Zeit ist relativ

Die Relativitätstheorie von Albert Einstein ist nicht nur für Physiker interessant. Was wir im Umgang mit anderen Menschen von ihr lernen können, erzählt Olivier Dantine.

Morgengedanken 17.11. zum Nachhören:

Dieses Element ist nicht mehr verfügbar

Zeit ist relativ – zumindest das ist aus Albert Einsteins Relativitätstheorie allgemein bekannt. Die von Einstein voraus berechneten Effekte können aber nur mit genauesten Atomuhren gemessen werden. Oder sie könnten erst bei Geschwindigkeiten nahe der Lichtgeschwindigkeit beobachtet werden, die aber niemand erreichen kann.

Olivier Dantine
ist Superintendent der evangelisch-lutherischen Diözese Salzburg/Tirol

Unterschiedliche Sichtweisen

Einstein beschreibt in Gedankenexperimenten Situationen, in denen sich zwei Raumschiffe mit gleichbleibender Geschwindigkeit aufeinander zu bewegen. In jedem Raumschiff kann die Besatzung behaupten, sie stehen still, und das andere Raumschiff bewegt sich. Jede der beiden Besatzungen beobachtet, dass die Zeit im jeweils anderen Raumschiff langsamer als im eigenen Raumschiff vergeht. Wer von beiden beobachtet das Richtige, wer hat Recht?
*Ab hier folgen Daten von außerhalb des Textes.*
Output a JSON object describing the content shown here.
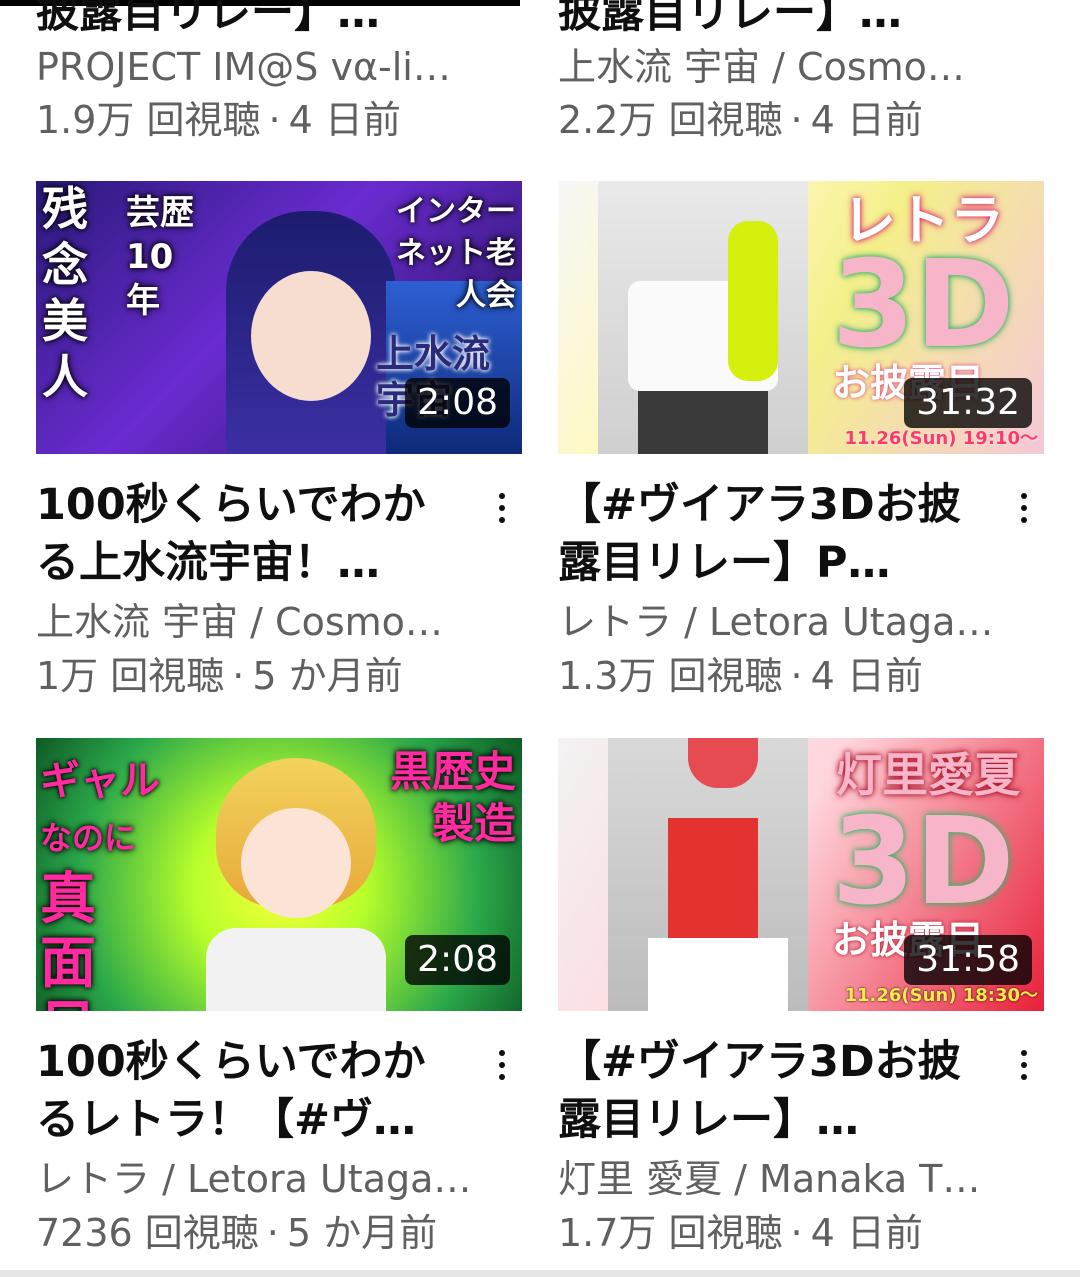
{
  "top_partial": [
    {
      "title_tail": "披露目リレー】…",
      "channel": "PROJECT IM@S vα-li…",
      "views": "1.9万 回視聴",
      "age": "4 日前"
    },
    {
      "title_tail": "披露目リレー】…",
      "channel": "上水流 宇宙 / Cosmo…",
      "views": "2.2万 回視聴",
      "age": "4 日前"
    }
  ],
  "videos": [
    {
      "title": "100秒くらいでわかる上水流宇宙！…",
      "channel": "上水流 宇宙 / Cosmo…",
      "views": "1万 回視聴",
      "age": "5 か月前",
      "duration": "2:08",
      "thumb_text": {
        "a": "残念美人",
        "b": "芸歴10年",
        "c": "インターネット老人会",
        "d": "上水流宇宙"
      }
    },
    {
      "title": "【#ヴイアラ3Dお披露目リレー】P…",
      "channel": "レトラ / Letora Utaga…",
      "views": "1.3万 回視聴",
      "age": "4 日前",
      "duration": "31:32",
      "thumb_text": {
        "a": "レトラ",
        "b": "3D",
        "c": "お披露目",
        "d": "11.26(Sun) 19:10〜"
      }
    },
    {
      "title": "100秒くらいでわかるレトラ！【#ヴ…",
      "channel": "レトラ / Letora Utaga…",
      "views": "7236 回視聴",
      "age": "5 か月前",
      "duration": "2:08",
      "thumb_text": {
        "a": "ギャル",
        "b": "なのに",
        "c": "真面目",
        "d": "黒歴史製造"
      }
    },
    {
      "title": "【#ヴイアラ3Dお披露目リレー】…",
      "channel": "灯里 愛夏 / Manaka T…",
      "views": "1.7万 回視聴",
      "age": "4 日前",
      "duration": "31:58",
      "thumb_text": {
        "a": "灯里愛夏",
        "b": "3D",
        "c": "お披露目",
        "d": "11.26(Sun) 18:30〜"
      }
    }
  ],
  "colors": {
    "text_primary": "#0f0f0f",
    "text_secondary": "#606060"
  }
}
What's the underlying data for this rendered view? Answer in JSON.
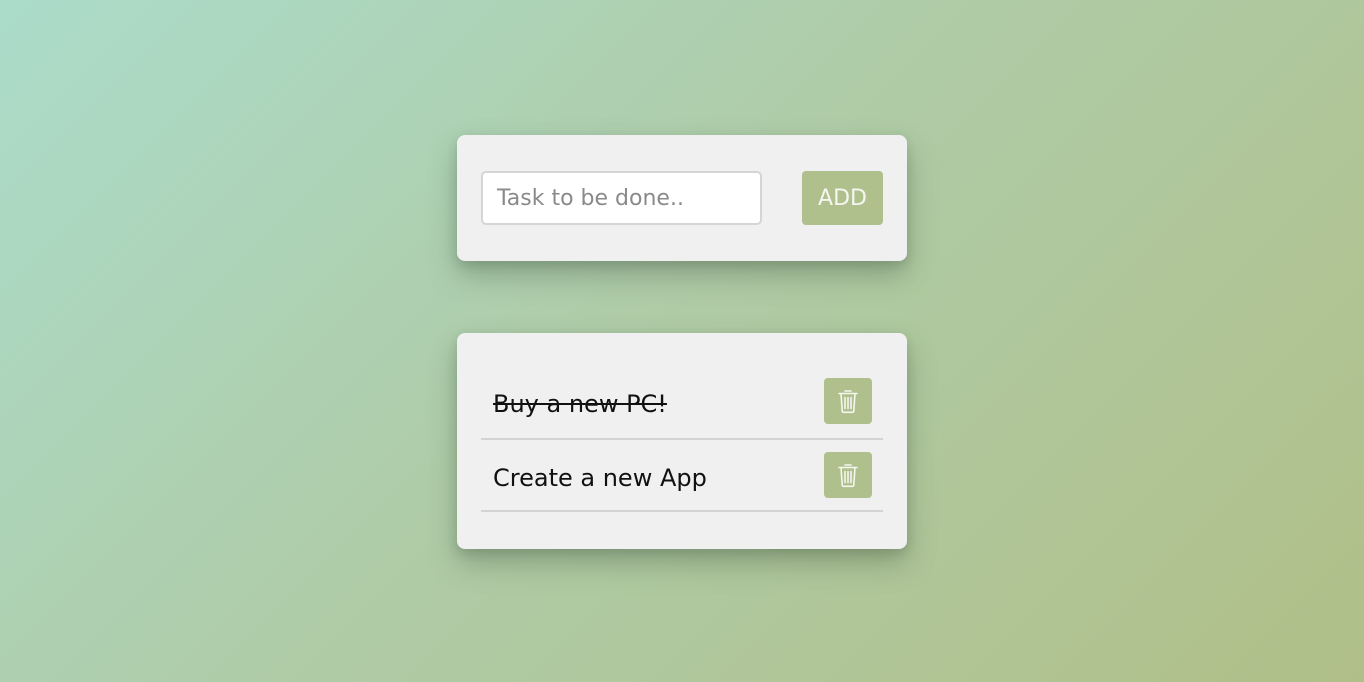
{
  "input_card": {
    "input_placeholder": "Task to be done..",
    "input_value": "",
    "add_label": "ADD"
  },
  "todos": [
    {
      "text": "Buy a new PC!",
      "completed": true
    },
    {
      "text": "Create a new App",
      "completed": false
    }
  ],
  "icons": {
    "delete": "trash-icon"
  },
  "colors": {
    "accent": "#afc08c",
    "card": "#f0f0f0",
    "background_start": "#abdcca",
    "background_end": "#b0bf88"
  }
}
Vielleicht fasziniert mich diese Theorie, die ich nie zur Gänze verstanden habe, deswegen: Wenn nicht einmal das physikalische Messen der vergehenden Zeit zu einem „richtig“ oder „falsch“ führt, um wie viel mehr gilt das für unsere Ansichten, Weltanschauungen und Werturteile? Was ich als Wahrheit ansehe und bezeuge, ist für mein Gegenüber womöglich das Gegenteil. Wenn ich den Standpunkt des anderen wahrnehme, dann heißt das noch lange nicht, dass ich dessen Ansicht gut heißen muss, aber ich kann sie vielleicht ein bisschen besser verstehen. Ein Gespräch über die unterschiedlichen Sichtweisen ist möglich, und das öffnet eine Tür zur Versöhnung.